Andrej Hunko

BSW Regionalkoordinator für Aachen,Städteregion Aachen und die Kreise Düren, Heinsberg & Euskirchen

 

Andrej Hunko vor einer Friedensfahne

Andrej Hunko

Wie viele sogenannte Massendaten wurden bzw. werden in den Ermittlungen wegen der ungeklärten Mordfälle bis zur Entdeckung der Täterschaft des Nationalsozialistischen Untergrunds von den damit befassten Besonderen Aufbauorganisationen erhoben, gespeichert oder – etwa nach der Anlieferung durch Landeskriminalämter oder Landesämter für Verfassungsschutz – verarbeitet; bitte aufschlüsseln nach Funkzellenabfragen, daraus ermittelten Anschlussinhaberinnen und -inhabern, Finanztransaktionen, Hotelbuchungen, Mietwagennutzung), und welche dieser auch mit einer Software zur Rasterfahndung prozessierten Daten werden bis heute vorgehalten?

Antwort des Parl. Staatssekretärs Dr. Christoph Bergner:

Im Zusammenhang mit den Taten des Nationalsozialistischen Untergrunds wurden Daten aus insgesamt 27 Ermittlungsverfahren, die sich über einen Zeitraum von mehr als 9 Jahren erstrecken, beim Bundeskriminalamt, BKA, zusammengeführt.

Bei den 27 Tathandlungen handelt es sich um 10 Tötungsdelikte

– 9 Ceska-Komplex, 1 Heilbronn, 2 versuchte Tötungsdelikte

– Sprengstoffanschläge in Köln, Lebensmittelgeschäft 1 Verletzte; Keupstraße, 22 Verletze

– sowie 15 Raubdelikte.

Insgesamt wurden 20 575 657 Funkzellendatensätze, gemäß § 100 g Abs. 2 Satz 2 StPO und 13 842 Datensätze zu Anschlussinhabern, gemäß § 113 TKG, vornehmlich aus den bereits bei den Landespolizeibehörden gespeicherten Daten zusammengeführt.

Eine geringe Anzahl von Funkzellendatensätzen bzw. Bestandsdaten wurde im Zusammenhang mit den Tatorten Eisenach und Chemnitz zusätzlich durch das BKA erhoben.

Daten zu in diesem Zusammenhang stehenden Finanztransaktionen, Hotelbuchungen und Mietwagennutzungen sind keine Massendaten im Sinne der Fragestellung, sondern sind jeweils Ergebnis von einzelnen gezielten Ermittlungsmaßnahmen. Die erforderlichen Daten sind weiterhin gespeichert.
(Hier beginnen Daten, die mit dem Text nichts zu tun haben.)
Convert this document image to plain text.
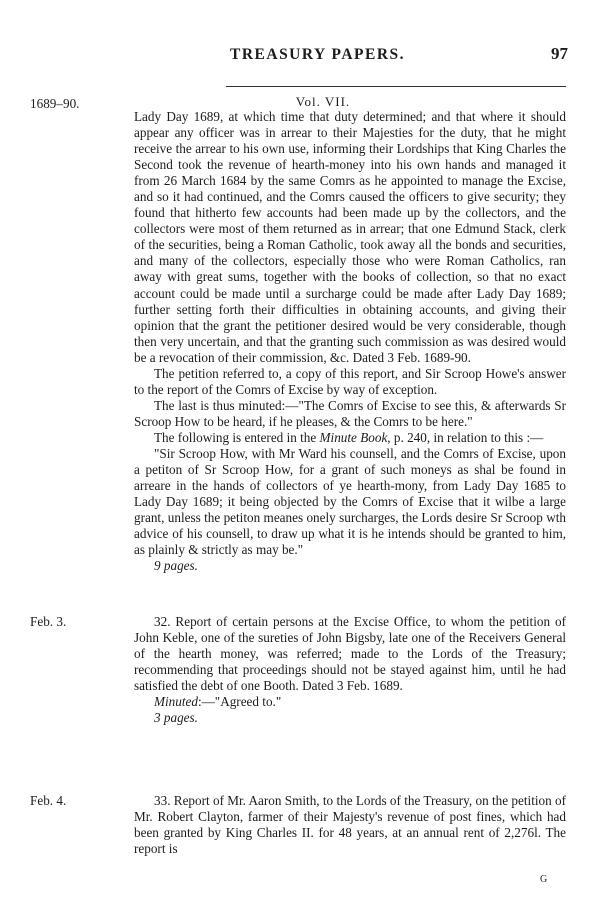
TREASURY PAPERS.	97
Vol. VII.
1689–90.

Lady Day 1689, at which time that duty determined; and that where it should appear any officer was in arrear to their Majesties for the duty, that he might receive the arrear to his own use, informing their Lordships that King Charles the Second took the revenue of hearth-money into his own hands and managed it from 26 March 1684 by the same Comrs as he appointed to manage the Excise, and so it had continued, and the Comrs caused the officers to give security; they found that hitherto few accounts had been made up by the collectors, and the collectors were most of them returned as in arrear; that one Edmund Stack, clerk of the securities, being a Roman Catholic, took away all the bonds and securities, and many of the collectors, especially those who were Roman Catholics, ran away with great sums, together with the books of collection, so that no exact account could be made until a surcharge could be made after Lady Day 1689; further setting forth their difficulties in obtaining accounts, and giving their opinion that the grant the petitioner desired would be very considerable, though then very uncertain, and that the granting such commission as was desired would be a revocation of their commission, &c. Dated 3 Feb. 1689-90.

The petition referred to, a copy of this report, and Sir Scroop Howe's answer to the report of the Comrs of Excise by way of exception.

The last is thus minuted:—"The Comrs of Excise to see this, & afterwards Sr Scroop How to be heard, if he pleases, & the Comrs to be here."

The following is entered in the Minute Book, p. 240, in relation to this :—

"Sir Scroop How, with Mr Ward his counsell, and the Comrs of Excise, upon a petiton of Sr Scroop How, for a grant of such moneys as shal be found in arreare in the hands of collectors of ye hearth-mony, from Lady Day 1685 to Lady Day 1689; it being objected by the Comrs of Excise that it wilbe a large grant, unless the petiton meanes onely surcharges, the Lords desire Sr Scroop wth advice of his counsell, to draw up what it is he intends should be granted to him, as plainly & strictly as may be."

9 pages.

Feb. 3.	32. Report of certain persons at the Excise Office, to whom the petition of John Keble, one of the sureties of John Bigsby, late one of the Receivers General of the hearth money, was referred; made to the Lords of the Treasury; recommending that proceedings should not be stayed against him, until he had satisfied the debt of one Booth. Dated 3 Feb. 1689.

Minuted:—"Agreed to."

3 pages.

Feb. 4.	33. Report of Mr. Aaron Smith, to the Lords of the Treasury, on the petition of Mr. Robert Clayton, farmer of their Majesty's revenue of post fines, which had been granted by King Charles II. for 48 years, at an annual rent of 2,276l. The report is

G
Diese Speicherung ist nach § 483 Abs. 1 der Strafprozessordnung, StoPo, zulässig, solange die jeweiligen Daten „für Zwecke des Strafverfahrens“, das heißt von der Einleitung des Ermittlungsverfahrens an bis zum Abschluss des Vollstreckungsverfahrens, erforderlich sind. Ein Funkzellendatensatz umfasst die Telefonnummer, Angaben zum Ort der Funkzelle und die Zeit, zu der das Mobilfunkendgerät aktiv gewesen ist.

Mithilfe von Funkzellendatensätzen kann entweder die Frage beantwortet werden, ob ein Mobilfunkendgerät in der räumlichen Zuordnung einer Funkzelle in einem bestimmten Zeitraum aktiv war, oder es kann die Menge aller in einem bestimmten Zeitraum in der räumlichen Zuordnung einer Funkzelle aktiven Mobilfunkendgeräte beauskunftet werden. Eine Funkzellenabfrage, bei der alle in der Funkzelle des Tatorts im Tatzeitraum aktiven Mobilfunkendgeräte erfasst werden, ist eine typische Ermittlungsmaßnahme bei Tötungsdelikten.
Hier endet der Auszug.